On Mar 5, 12:39 pm, Fairy <[email protected]> wrote:
> The API is like a "black box" for me, so I cannot judge who is
> "more" responsible. I just tested my script on Opera 11.01 build
> 1190, Safari 5.0.3 (7533.19.14), Firefox 3.6.13 and all three of
> them replaced '&lt=' to '&<' in the info window. So I blamed this
> on the only common denominator I know of: the API.

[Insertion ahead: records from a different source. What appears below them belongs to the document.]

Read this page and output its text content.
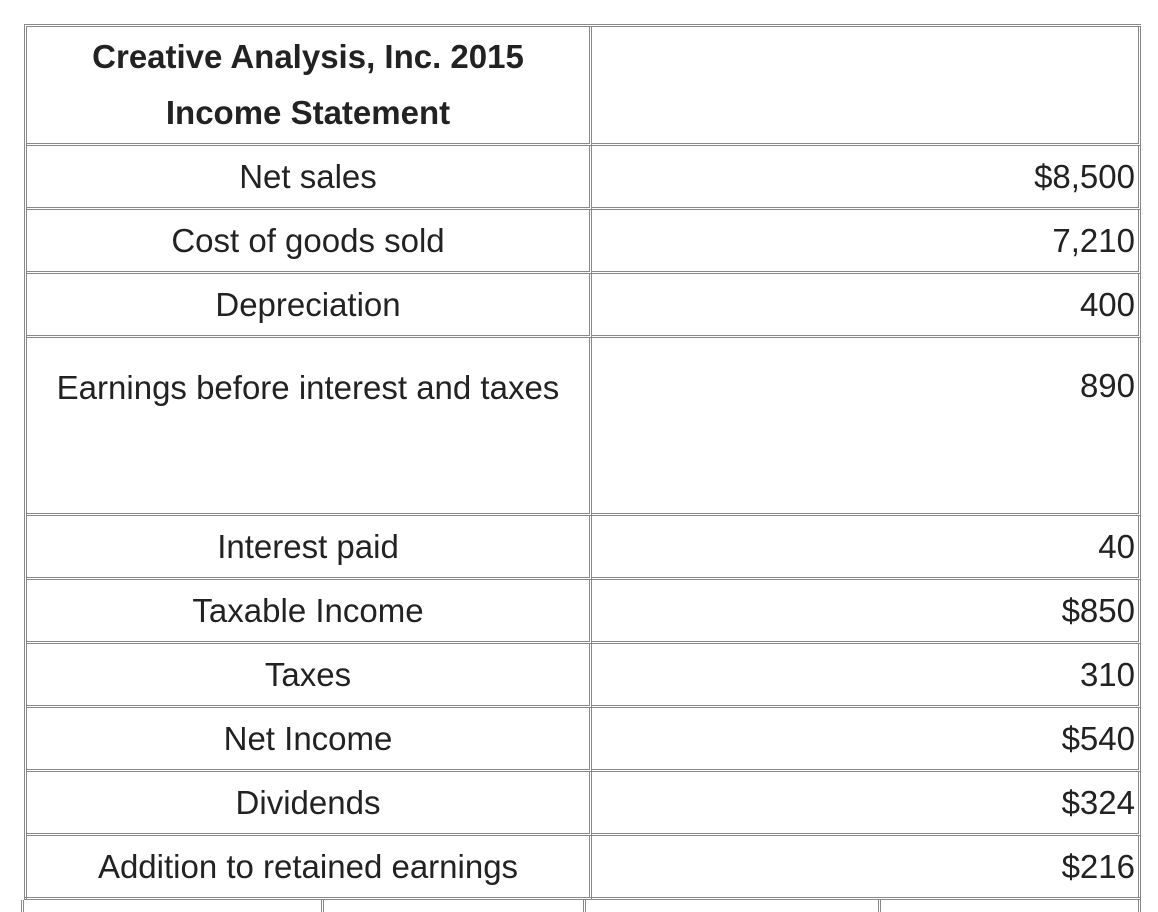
Creative Analysis, Inc. 2015
Income Statement	

Net sales	$8,500
Cost of goods sold	7,210
Depreciation	400
Earnings before interest and taxes	890
Interest paid	40
Taxable Income	$850
Taxes	310
Net Income	$540
Dividends	$324
Addition to retained earnings	$216
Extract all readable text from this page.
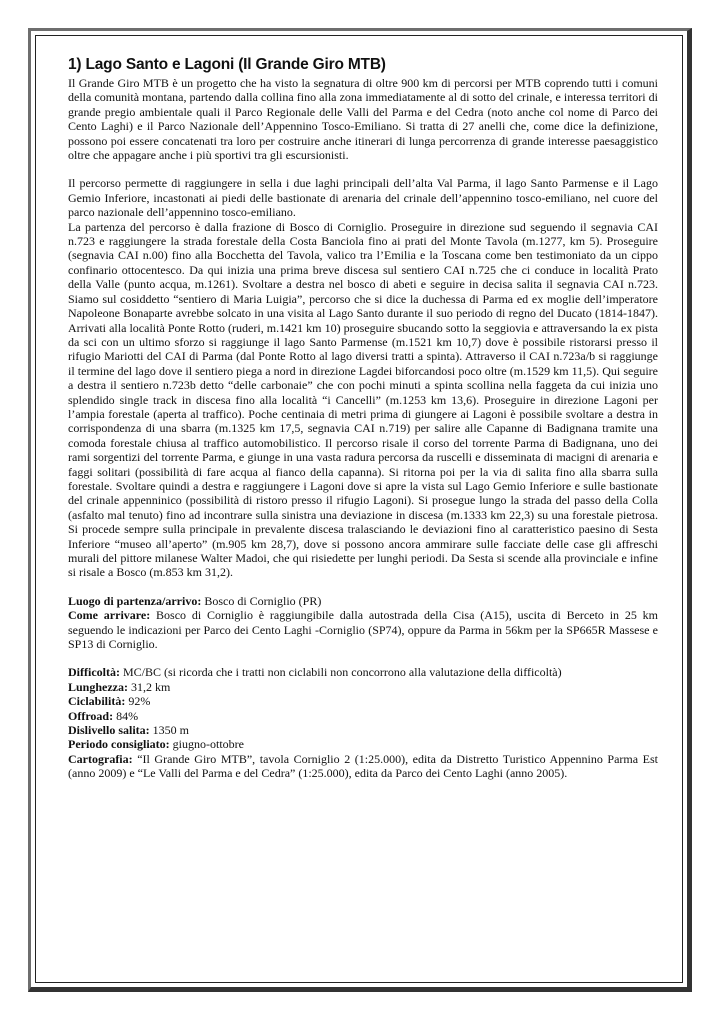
1) Lago Santo e Lagoni (Il Grande Giro MTB)

Il Grande Giro MTB è un progetto che ha visto la segnatura di oltre 900 km di percorsi per MTB coprendo tutti i comuni della comunità montana, partendo dalla collina fino alla zona immediatamente al di sotto del crinale, e interessa territori di grande pregio ambientale quali il Parco Regionale delle Valli del Parma e del Cedra (noto anche col nome di Parco dei Cento Laghi) e il Parco Nazionale dell’Appennino Tosco-Emiliano. Si tratta di 27 anelli che, come dice la definizione, possono poi essere concatenati tra loro per costruire anche itinerari di lunga percorrenza di grande interesse paesaggistico oltre che appagare anche i più sportivi tra gli escursionisti.

Il percorso permette di raggiungere in sella i due laghi principali dell’alta Val Parma, il lago Santo Parmense e il Lago Gemio Inferiore, incastonati ai piedi delle bastionate di arenaria del crinale dell’appennino tosco-emiliano, nel cuore del parco nazionale dell’appennino tosco-emiliano.

La partenza del percorso è dalla frazione di Bosco di Corniglio. Proseguire in direzione sud seguendo il segnavia CAI n.723 e raggiungere la strada forestale della Costa Banciola fino ai prati del Monte Tavola (m.1277, km 5). Proseguire (segnavia CAI n.00) fino alla Bocchetta del Tavola, valico tra l’Emilia e la Toscana come ben testimoniato da un cippo confinario ottocentesco. Da qui inizia una prima breve discesa sul sentiero CAI n.725 che ci conduce in località Prato della Valle (punto acqua, m.1261). Svoltare a destra nel bosco di abeti e seguire in decisa salita il segnavia CAI n.723. Siamo sul cosiddetto “sentiero di Maria Luigia”, percorso che si dice la duchessa di Parma ed ex moglie dell’imperatore Napoleone Bonaparte avrebbe solcato in una visita al Lago Santo durante il suo periodo di regno del Ducato (1814-1847). Arrivati alla località Ponte Rotto (ruderi, m.1421 km 10) proseguire sbucando sotto la seggiovia e attraversando la ex pista da sci con un ultimo sforzo si raggiunge il lago Santo Parmense (m.1521 km 10,7) dove è possibile ristorarsi presso il rifugio Mariotti del CAI di Parma (dal Ponte Rotto al lago diversi tratti a spinta). Attraverso il CAI n.723a/b si raggiunge il termine del lago dove il sentiero piega a nord in direzione Lagdei biforcandosi poco oltre (m.1529 km 11,5). Qui seguire a destra il sentiero n.723b detto “delle carbonaie” che con pochi minuti a spinta scollina nella faggeta da cui inizia uno splendido single track in discesa fino alla località “i Cancelli” (m.1253 km 13,6). Proseguire in direzione Lagoni per l’ampia forestale (aperta al traffico). Poche centinaia di metri prima di giungere ai Lagoni è possibile svoltare a destra in corrispondenza di una sbarra (m.1325 km 17,5, segnavia CAI n.719) per salire alle Capanne di Badignana tramite una comoda forestale chiusa al traffico automobilistico. Il percorso risale il corso del torrente Parma di Badignana, uno dei rami sorgentizi del torrente Parma, e giunge in una vasta radura percorsa da ruscelli e disseminata di macigni di arenaria e faggi solitari (possibilità di fare acqua al fianco della capanna). Si ritorna poi per la via di salita fino alla sbarra sulla forestale. Svoltare quindi a destra e raggiungere i Lagoni dove si apre la vista sul Lago Gemio Inferiore e sulle bastionate del crinale appenninico (possibilità di ristoro presso il rifugio Lagoni). Si prosegue lungo la strada del passo della Colla (asfalto mal tenuto) fino ad incontrare sulla sinistra una deviazione in discesa (m.1333 km 22,3) su una forestale pietrosa. Si procede sempre sulla principale in prevalente discesa tralasciando le deviazioni fino al caratteristico paesino di Sesta Inferiore “museo all’aperto” (m.905 km 28,7), dove si possono ancora ammirare sulle facciate delle case gli affreschi murali del pittore milanese Walter Madoi, che qui risiedette per lunghi periodi. Da Sesta si scende alla provinciale e infine si risale a Bosco (m.853 km 31,2).

Luogo di partenza/arrivo: Bosco di Corniglio (PR)

Come arrivare: Bosco di Corniglio è raggiungibile dalla autostrada della Cisa (A15), uscita di Berceto in 25 km seguendo le indicazioni per Parco dei Cento Laghi -Corniglio (SP74), oppure da Parma in 56km per la SP665R Massese e SP13 di Corniglio.

Difficoltà: MC/BC (si ricorda che i tratti non ciclabili non concorrono alla valutazione della difficoltà)

Lunghezza: 31,2 km

Ciclabilità: 92%

Offroad: 84%

Dislivello salita: 1350 m

Periodo consigliato: giugno-ottobre

Cartografia: “Il Grande Giro MTB”, tavola Corniglio 2 (1:25.000), edita da Distretto Turistico Appennino Parma Est (anno 2009) e “Le Valli del Parma e del Cedra” (1:25.000), edita da Parco dei Cento Laghi (anno 2005).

Which doesn't mean it is true.

>
> Lesson learnt: I will keep on properly escaping my ampersands. But
> still: it would not hurt to have a standards compliant parser in
> the API. :-)

The API isn't parsing that the browsers are.  Nice that they all
behave the same... (I notice you didn't test IE, as that usually
behaves differently from any other browser, you should include it in
your sample)

-- Larry


>
> On márc. 5, 09:44, Andrew Leach <[email protected]> wrote:
>
>
>
>
>
>
>
> > On Mar 5, 3:32 am, Fairy <[email protected]> wrote about browsers
> > replacing &lt with <:
>
> > While you are right about the standard (a semi-colon is necessary),
> > you can't assume that browsers will always follow the HTML standard
> > within urls. This isn't an API thing, it's a browser thing.
>
> > However, while one could argue that the browser is at fault, you're
> > not helping. When including an ampersand in a url, you should encode
> > that. Urls should never have an unencoded ampersand in them, because
> > an ampersand should always be treated as starting an entity. Using
> > &amp;lt is *not* a workaround: it's what you should use.
>
> > The workaround would be to use a variable name which is not an entity.
> > &lat= would be interpreted in the way you want it to be.